3. Aus dem Inhalt der Darlegung muss sich ergeben, dass der Revisionskläger sich mit den Gründen der angefochtenen Entscheidung
rechtlich auseinandergesetzt hat, und inwieweit er bei der Auslegung der angewandten Rechtsvorschriften anderer Auffassung
ist.
4. Hierzu reicht es nicht aus, lediglich Rechtsansichten der Vorinstanz als "unrichtig" zu bezeichnen und auf deren Unvereinbarkeit
mit den eigenen hinzuweisen.
5. Erforderlich ist vielmehr, dass anhand der Revisionsbegründung sicher erkennbar ist, dass der Prozessbevollmächtigte des
Revisionsklägers das Urteil geprüft hat; als Ergebnis der Prüfung hat er dann dem BSG die Gründe darzulegen, die das Urteil nach seiner Meinung unrichtig erscheinen lassen.
Gründe:
I
Die Beteiligten streiten darüber, inwieweit nach den Bestimmungen des SGB VIII gewährte Leistungen zum Unterhalt des Kindes oder des Jugendlichen der Beitragserhebung in der gesetzlichen Krankenversicherung
und sozialen Pflegeversicherung zugrunde zu legen sind.
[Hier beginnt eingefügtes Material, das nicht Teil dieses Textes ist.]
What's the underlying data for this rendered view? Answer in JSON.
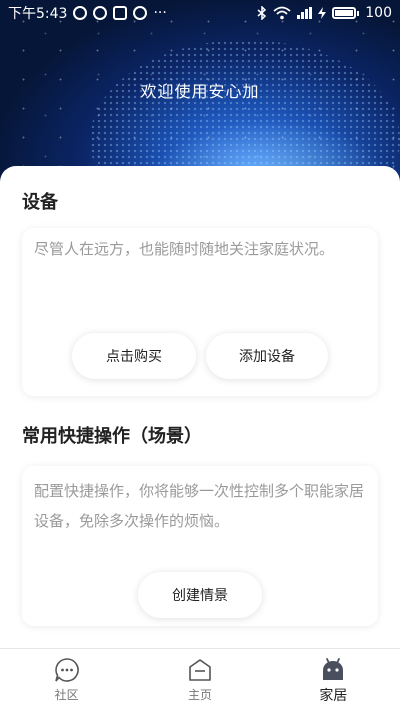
{
  "status_bar": {
    "time": "下午5:43",
    "more": "···",
    "signal": "4G",
    "battery": "100"
  },
  "hero": {
    "title": "欢迎使用安心加"
  },
  "devices": {
    "title": "设备",
    "description": "尽管人在远方，也能随时随地关注家庭状况。",
    "buy_button": "点击购买",
    "add_button": "添加设备"
  },
  "scenes": {
    "title": "常用快捷操作（场景）",
    "description": "配置快捷操作，你将能够一次性控制多个职能家居设备，免除多次操作的烦恼。",
    "create_button": "创建情景"
  },
  "bottom_nav": {
    "items": [
      {
        "label": "社区",
        "icon": "chat-icon",
        "active": false
      },
      {
        "label": "主页",
        "icon": "home-icon",
        "active": false
      },
      {
        "label": "家居",
        "icon": "android-icon",
        "active": true
      }
    ]
  },
  "colors": {
    "accent": "#3b7ff0",
    "icon_dark": "#4a4f5e"
  }
}
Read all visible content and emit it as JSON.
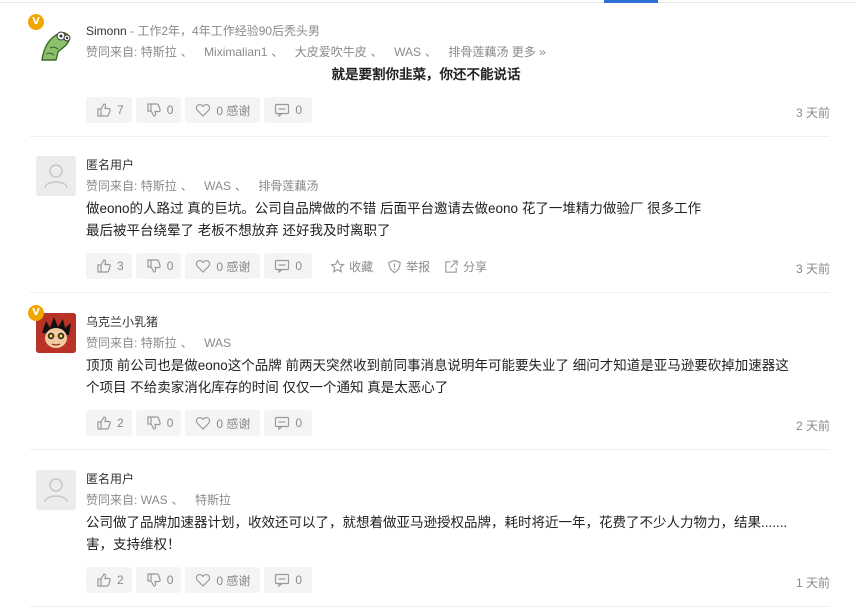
{
  "comments": [
    {
      "username": "Simonn",
      "meta": " - 工作2年，4年工作经验90后秃头男",
      "agree_prefix": "赞同来自:",
      "agreers": [
        "特斯拉",
        "Miximalian1",
        "大皮爱吹牛皮",
        "WAS",
        "排骨莲藕汤"
      ],
      "more": "更多 »",
      "text_lines": [
        "就是要割你韭菜，你还不能说话"
      ],
      "likes": "7",
      "dislikes": "0",
      "thanks": "0 感谢",
      "replies": "0",
      "time": "3 天前"
    },
    {
      "username": "匿名用户",
      "agree_prefix": "赞同来自:",
      "agreers": [
        "特斯拉",
        "WAS",
        "排骨莲藕汤"
      ],
      "text_lines": [
        "做eono的人路过 真的巨坑。公司自品牌做的不错 后面平台邀请去做eono 花了一堆精力做验厂 很多工作",
        "最后被平台绕晕了 老板不想放弃 还好我及时离职了"
      ],
      "likes": "3",
      "dislikes": "0",
      "thanks": "0 感谢",
      "replies": "0",
      "collect": "收藏",
      "report": "举报",
      "share": "分享",
      "time": "3 天前"
    },
    {
      "username": "乌克兰小乳猪",
      "agree_prefix": "赞同来自:",
      "agreers": [
        "特斯拉",
        "WAS"
      ],
      "text_lines": [
        "顶顶 前公司也是做eono这个品牌 前两天突然收到前同事消息说明年可能要失业了 细问才知道是亚马逊要砍掉加速器这",
        "个项目 不给卖家消化库存的时间 仅仅一个通知 真是太恶心了"
      ],
      "likes": "2",
      "dislikes": "0",
      "thanks": "0 感谢",
      "replies": "0",
      "time": "2 天前"
    },
    {
      "username": "匿名用户",
      "agree_prefix": "赞同来自:",
      "agreers": [
        "WAS",
        "特斯拉"
      ],
      "text_lines": [
        "公司做了品牌加速器计划，收效还可以了，就想着做亚马逊授权品牌，耗时将近一年，花费了不少人力物力，结果.......",
        "害，支持维权！"
      ],
      "likes": "2",
      "dislikes": "0",
      "thanks": "0 感谢",
      "replies": "0",
      "time": "1 天前"
    }
  ],
  "badge_letter": "V",
  "colors": {
    "accent": "#2c6fd6",
    "badge": "#f0a500",
    "muted": "#8a8a8a"
  }
}
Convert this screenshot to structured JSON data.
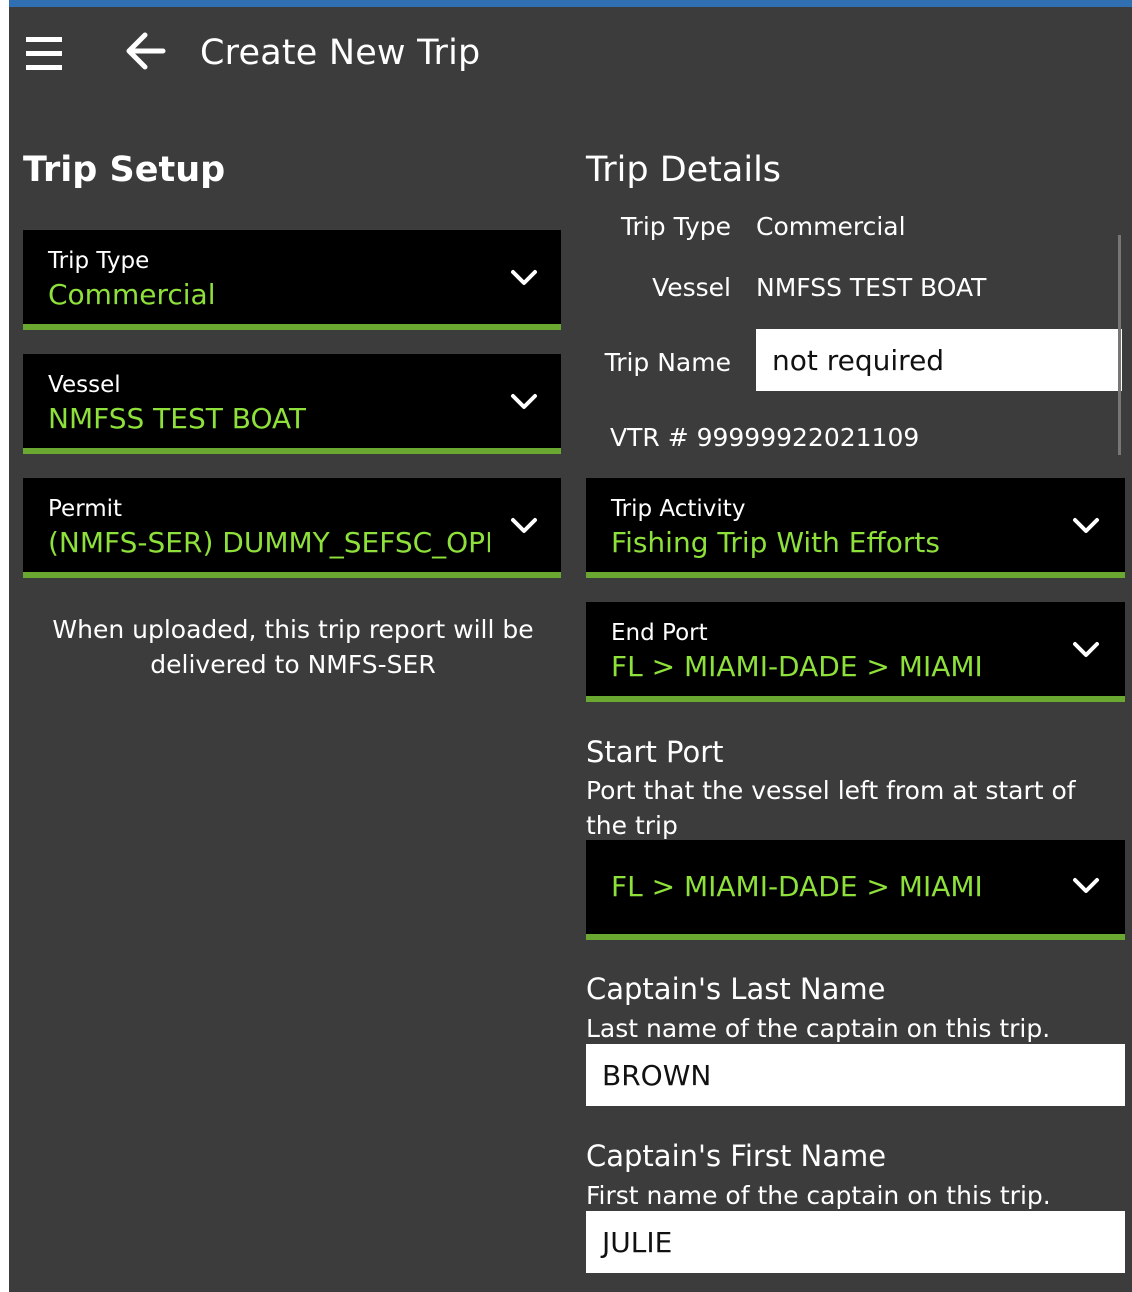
{
  "header": {
    "menu_icon": "hamburger-menu-icon",
    "back_icon": "arrow-left-icon",
    "title": "Create New Trip"
  },
  "trip_setup": {
    "heading": "Trip Setup",
    "trip_type": {
      "label": "Trip Type",
      "value": "Commercial"
    },
    "vessel": {
      "label": "Vessel",
      "value": "NMFSS TEST BOAT"
    },
    "permit": {
      "label": "Permit",
      "value": "(NMFS-SER) DUMMY_SEFSC_OPI"
    },
    "upload_note": "When uploaded, this trip report will be delivered to NMFS-SER"
  },
  "trip_details": {
    "heading": "Trip Details",
    "trip_type_label": "Trip Type",
    "trip_type_value": "Commercial",
    "vessel_label": "Vessel",
    "vessel_value": "NMFSS TEST BOAT",
    "trip_name_label": "Trip Name",
    "trip_name_value": "not required",
    "vtr": "VTR # 99999922021109",
    "trip_activity": {
      "label": "Trip Activity",
      "value": "Fishing Trip With Efforts"
    },
    "end_port": {
      "label": "End Port",
      "value": "FL > MIAMI-DADE > MIAMI"
    },
    "start_port": {
      "title": "Start Port",
      "description": "Port that the vessel left from at start of the trip",
      "value": "FL > MIAMI-DADE > MIAMI"
    },
    "captain_last": {
      "title": "Captain's Last Name",
      "description": "Last name of the captain on this trip.",
      "value": "BROWN"
    },
    "captain_first": {
      "title": "Captain's First Name",
      "description": "First name of the captain on this trip.",
      "value": "JULIE"
    }
  },
  "colors": {
    "background": "#3c3c3c",
    "accent_green": "#8ee03a",
    "underline_green": "#6aa832",
    "title_bar_blue": "#2f6fb2"
  }
}
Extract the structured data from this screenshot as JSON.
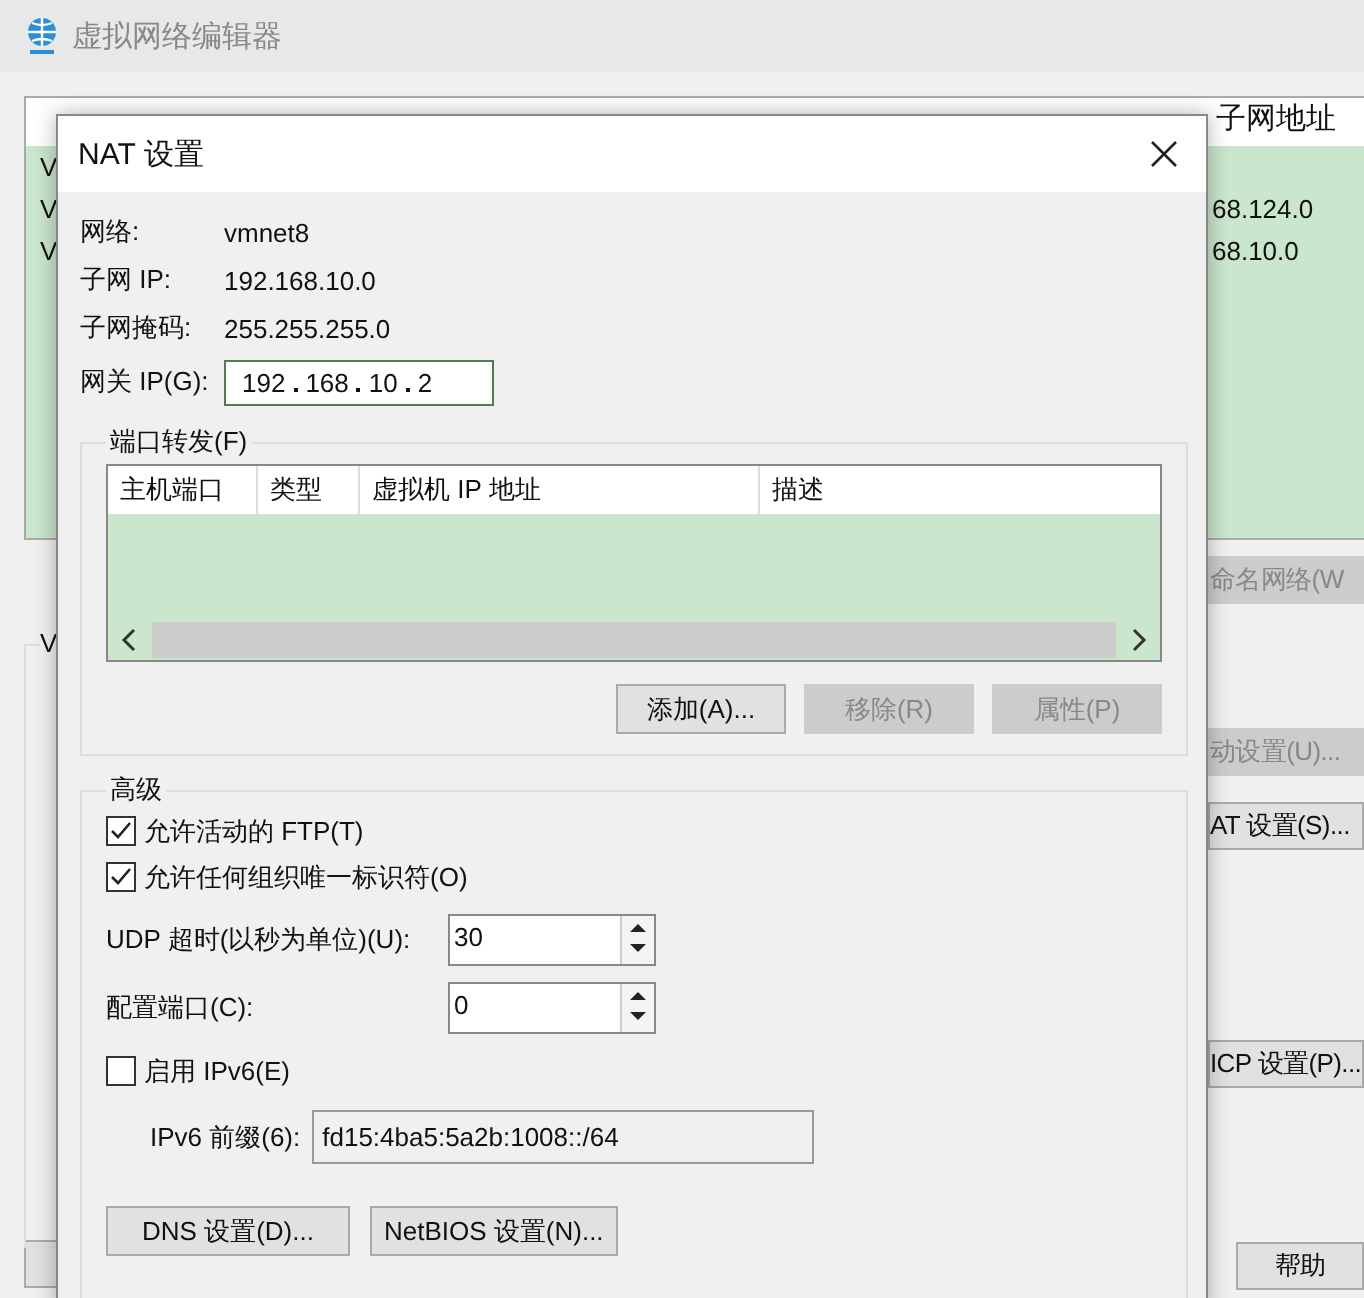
{
  "background_window": {
    "title": "虚拟网络编辑器",
    "table": {
      "column_header": "子网地址",
      "rows": [
        {
          "name": "V",
          "subnet": ""
        },
        {
          "name": "V",
          "subnet": "68.124.0"
        },
        {
          "name": "V",
          "subnet": "68.10.0"
        }
      ]
    },
    "group_label": "V",
    "side_buttons": [
      {
        "label": "命名网络(W",
        "disabled": true
      },
      {
        "label": "动设置(U)...",
        "disabled": true
      },
      {
        "label": "AT 设置(S)...",
        "disabled": false
      },
      {
        "label": "ICP 设置(P)...",
        "disabled": false
      }
    ],
    "help_button": "帮助"
  },
  "dialog": {
    "title": "NAT 设置",
    "info": [
      {
        "label": "网络:",
        "value": "vmnet8"
      },
      {
        "label": "子网 IP:",
        "value": "192.168.10.0"
      },
      {
        "label": "子网掩码:",
        "value": "255.255.255.0"
      }
    ],
    "gateway": {
      "label": "网关 IP(G):",
      "octets": [
        "192",
        "168",
        "10",
        "2"
      ]
    },
    "port_forwarding": {
      "title": "端口转发(F)",
      "columns": [
        "主机端口",
        "类型",
        "虚拟机 IP 地址",
        "描述"
      ],
      "buttons": [
        {
          "label": "添加(A)...",
          "disabled": false
        },
        {
          "label": "移除(R)",
          "disabled": true
        },
        {
          "label": "属性(P)",
          "disabled": true
        }
      ]
    },
    "advanced": {
      "title": "高级",
      "checkboxes": [
        {
          "label": "允许活动的 FTP(T)",
          "checked": true
        },
        {
          "label": "允许任何组织唯一标识符(O)",
          "checked": true
        }
      ],
      "spinners": [
        {
          "label": "UDP 超时(以秒为单位)(U):",
          "value": "30"
        },
        {
          "label": "配置端口(C):",
          "value": "0"
        }
      ],
      "ipv6": {
        "label": "启用 IPv6(E)",
        "checked": false
      },
      "prefix": {
        "label": "IPv6 前缀(6):",
        "value": "fd15:4ba5:5a2b:1008::/64",
        "disabled": true
      },
      "buttons": [
        "DNS 设置(D)...",
        "NetBIOS 设置(N)..."
      ]
    }
  }
}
Die 1958 geborene Klägerin betreute seit 1994 zwei Pflegekinder in Vollzeitpflege gemäß § 33 SGB VIII. Sie erhielt ein monatliches Pflegegeld, das sich aus einem Grundbetrag für materielle Aufwendungen (670 Euro für das eine
und 492 Euro für das andere Kind) sowie aus einem "Erziehungsbeitrag" in Höhe von 959 Euro je Kind zusammensetzte.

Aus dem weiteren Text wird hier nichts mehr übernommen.